I know object-oriented approaches rock and all, but have you considered not using a class for this?
import myio
myio.folder('chars')
myio.folder('renders')
mydata.get would then be reading from your external file directly (as opposed to being read upon instantiation) and either return a value or throw an error depending on what you’re looking for and it’d better follow the http://en.wikipedia.org/wiki/Open/closed_principle in that you could transparently append additional methods of reading data other than JSON and from disk, such as a database, as the only requirement would be a string key, as opposed to variables of a class which are both limited in which characters they may contain but also more lengthy to try/except
On another note, it seems you’re coding towards absolute paths, is this temporary?

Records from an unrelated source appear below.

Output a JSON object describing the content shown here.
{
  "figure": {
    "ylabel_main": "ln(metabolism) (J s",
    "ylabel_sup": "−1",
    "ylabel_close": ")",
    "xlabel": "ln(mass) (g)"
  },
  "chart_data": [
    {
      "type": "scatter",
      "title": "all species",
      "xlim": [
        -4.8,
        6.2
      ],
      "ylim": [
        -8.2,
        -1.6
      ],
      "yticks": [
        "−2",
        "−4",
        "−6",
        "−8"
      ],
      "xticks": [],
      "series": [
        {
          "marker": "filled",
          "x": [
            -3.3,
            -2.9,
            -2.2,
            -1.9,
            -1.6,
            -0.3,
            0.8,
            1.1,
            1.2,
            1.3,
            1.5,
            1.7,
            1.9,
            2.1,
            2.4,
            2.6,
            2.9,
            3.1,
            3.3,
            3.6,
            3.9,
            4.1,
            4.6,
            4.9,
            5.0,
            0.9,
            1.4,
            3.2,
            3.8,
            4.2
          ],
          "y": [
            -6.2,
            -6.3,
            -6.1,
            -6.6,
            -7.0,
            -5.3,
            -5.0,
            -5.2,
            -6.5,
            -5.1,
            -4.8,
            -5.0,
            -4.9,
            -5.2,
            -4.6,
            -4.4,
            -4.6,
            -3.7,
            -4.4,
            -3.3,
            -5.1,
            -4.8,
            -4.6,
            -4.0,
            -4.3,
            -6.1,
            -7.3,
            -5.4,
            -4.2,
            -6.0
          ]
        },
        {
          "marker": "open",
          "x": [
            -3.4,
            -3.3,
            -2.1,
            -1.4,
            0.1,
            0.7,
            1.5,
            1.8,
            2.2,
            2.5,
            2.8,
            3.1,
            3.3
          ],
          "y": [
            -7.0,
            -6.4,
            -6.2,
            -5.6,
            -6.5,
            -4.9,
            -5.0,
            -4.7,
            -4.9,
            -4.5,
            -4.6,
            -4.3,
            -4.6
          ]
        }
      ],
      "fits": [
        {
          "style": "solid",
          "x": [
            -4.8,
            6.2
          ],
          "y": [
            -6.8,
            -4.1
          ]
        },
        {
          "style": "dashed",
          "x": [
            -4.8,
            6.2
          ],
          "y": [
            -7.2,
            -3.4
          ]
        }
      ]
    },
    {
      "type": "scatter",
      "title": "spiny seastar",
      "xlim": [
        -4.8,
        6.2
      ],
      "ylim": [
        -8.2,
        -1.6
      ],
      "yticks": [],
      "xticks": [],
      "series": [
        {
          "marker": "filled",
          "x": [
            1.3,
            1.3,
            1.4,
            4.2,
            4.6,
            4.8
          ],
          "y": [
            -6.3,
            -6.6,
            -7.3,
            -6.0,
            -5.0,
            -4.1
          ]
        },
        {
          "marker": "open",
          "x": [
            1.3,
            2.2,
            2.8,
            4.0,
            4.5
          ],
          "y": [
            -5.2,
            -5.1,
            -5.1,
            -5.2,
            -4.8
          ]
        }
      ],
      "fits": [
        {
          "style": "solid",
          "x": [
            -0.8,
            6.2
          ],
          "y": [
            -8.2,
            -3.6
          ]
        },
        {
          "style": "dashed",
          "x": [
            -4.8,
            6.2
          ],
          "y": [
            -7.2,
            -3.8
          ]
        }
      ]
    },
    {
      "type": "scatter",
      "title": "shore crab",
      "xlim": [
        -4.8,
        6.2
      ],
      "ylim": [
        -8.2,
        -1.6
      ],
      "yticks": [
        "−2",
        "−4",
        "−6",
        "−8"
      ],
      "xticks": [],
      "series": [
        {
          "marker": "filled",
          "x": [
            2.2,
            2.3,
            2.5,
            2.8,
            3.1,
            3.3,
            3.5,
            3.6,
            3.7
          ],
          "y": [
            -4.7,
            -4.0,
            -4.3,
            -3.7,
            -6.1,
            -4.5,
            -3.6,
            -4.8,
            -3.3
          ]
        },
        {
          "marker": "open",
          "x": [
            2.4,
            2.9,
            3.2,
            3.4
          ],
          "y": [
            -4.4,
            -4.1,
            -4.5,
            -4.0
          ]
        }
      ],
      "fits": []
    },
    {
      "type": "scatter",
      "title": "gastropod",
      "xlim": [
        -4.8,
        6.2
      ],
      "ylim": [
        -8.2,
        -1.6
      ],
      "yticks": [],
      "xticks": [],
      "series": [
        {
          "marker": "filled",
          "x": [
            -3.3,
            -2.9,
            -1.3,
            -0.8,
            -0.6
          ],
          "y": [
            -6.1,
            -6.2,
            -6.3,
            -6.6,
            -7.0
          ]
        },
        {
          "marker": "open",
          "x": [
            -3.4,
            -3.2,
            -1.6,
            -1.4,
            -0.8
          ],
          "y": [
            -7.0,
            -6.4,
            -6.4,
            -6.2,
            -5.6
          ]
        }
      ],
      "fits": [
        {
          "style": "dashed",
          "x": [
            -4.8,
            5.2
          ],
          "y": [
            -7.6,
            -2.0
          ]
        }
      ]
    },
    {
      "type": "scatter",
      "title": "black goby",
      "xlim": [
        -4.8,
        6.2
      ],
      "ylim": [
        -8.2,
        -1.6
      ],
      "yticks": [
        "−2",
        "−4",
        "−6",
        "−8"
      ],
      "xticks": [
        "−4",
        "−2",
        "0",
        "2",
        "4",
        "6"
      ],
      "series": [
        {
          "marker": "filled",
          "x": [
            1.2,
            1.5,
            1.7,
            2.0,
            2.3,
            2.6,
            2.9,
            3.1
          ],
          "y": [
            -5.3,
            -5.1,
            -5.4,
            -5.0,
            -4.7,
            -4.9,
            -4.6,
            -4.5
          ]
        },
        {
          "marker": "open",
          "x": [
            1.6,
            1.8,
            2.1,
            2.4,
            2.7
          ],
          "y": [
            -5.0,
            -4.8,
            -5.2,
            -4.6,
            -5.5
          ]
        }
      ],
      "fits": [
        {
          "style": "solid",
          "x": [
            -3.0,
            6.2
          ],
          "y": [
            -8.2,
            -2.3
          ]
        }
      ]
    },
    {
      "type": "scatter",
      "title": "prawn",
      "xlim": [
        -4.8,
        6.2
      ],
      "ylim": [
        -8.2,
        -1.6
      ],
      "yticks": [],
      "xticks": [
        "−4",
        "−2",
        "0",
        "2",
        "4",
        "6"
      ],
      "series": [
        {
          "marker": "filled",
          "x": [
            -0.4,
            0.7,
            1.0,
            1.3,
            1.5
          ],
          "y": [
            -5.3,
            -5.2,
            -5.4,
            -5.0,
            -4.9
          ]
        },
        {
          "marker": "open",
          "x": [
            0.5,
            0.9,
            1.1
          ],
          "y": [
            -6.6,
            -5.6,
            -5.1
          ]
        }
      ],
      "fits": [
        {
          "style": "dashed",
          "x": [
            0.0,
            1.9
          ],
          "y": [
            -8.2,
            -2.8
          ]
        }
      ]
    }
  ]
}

At the very least it could be helpful to store the root of paths within something more dynamic such as an environment variable so that you can work across OSs:
data = {'chars_folder': r'$ROOT\TestProject\Source\Characters',
'renders_folder': r'$ROOT\TestProject\Output\images',
'textures_folder': r'$ROOT\TestProject\Resources\Images\Textures'}
Additionally, it may also be helpful to store the information relative the directories you are referencing:
# $ROOT/TestProject/paths.json
{
'Characters': 'Source/Characters',
'Images': 'Output/images',
'Textures': 'Resources/Images/Textures'
}
That way they’d stay portable across both platforms and projects, in case you’d prefer re-using the template/schema for others.